At the same time, Putin’s hawkish allies appear to be fragmenting. Radio Free Europe referred to Putin’s close ally and pro-war advocate, Yevgeny Prigozhin, as Grigory Rasputin, the Svengali-like monk who controlled Russia’s last tsar in the early 20th century before the Soviet revolution. An oligarch whose wealth comes from lucrative Kremlin catering contracts, Prigozhin owns the private mercenary company, the Wagner Group. To show how demented Russian militarists like Prigozhin have become, the Bulwark related a gruesome story about a hapless Wagner fighter who made the mistake of admitting to switching sides and joining Ukraine, before being murdered on video with a sledgehammer.

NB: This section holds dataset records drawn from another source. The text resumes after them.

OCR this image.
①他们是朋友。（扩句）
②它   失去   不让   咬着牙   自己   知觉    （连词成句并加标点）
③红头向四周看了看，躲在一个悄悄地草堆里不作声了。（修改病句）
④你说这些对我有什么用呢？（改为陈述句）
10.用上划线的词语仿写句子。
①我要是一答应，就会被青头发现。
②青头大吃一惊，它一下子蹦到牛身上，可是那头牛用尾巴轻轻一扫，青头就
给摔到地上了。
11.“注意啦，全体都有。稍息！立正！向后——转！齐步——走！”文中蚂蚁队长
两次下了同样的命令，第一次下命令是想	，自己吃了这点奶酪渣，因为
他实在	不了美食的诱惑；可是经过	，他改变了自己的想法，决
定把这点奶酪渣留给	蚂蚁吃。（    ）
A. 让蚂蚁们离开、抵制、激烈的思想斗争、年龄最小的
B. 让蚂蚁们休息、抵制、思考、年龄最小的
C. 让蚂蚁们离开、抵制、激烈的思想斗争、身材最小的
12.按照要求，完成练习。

Prigozhin might accumulate more wealth as the war drags on. Other oligarchs might not be so optimistic. As the Russian army loses on the battlefield, the Russian economy is on its knees, too. Amid harsh Western sanctions and partial economic isolation, skyrocketing expenses related to the war and exacerbated supply-chain worries and other post-pandemic concerns, the Russian economy shrunk by 4 percent in the third quarter of the year, reported Reuters, officially tipping into recession.

Perhaps hundreds of thousands of ill-trained, ill-supplied recruits will win the day for Russia. Maybe the cold winter will force the West to buy more Russian energy, throwing Putin a lifeline. China could run to Putin’s rescue, too. Or Russia might continue to lose, lose, lose.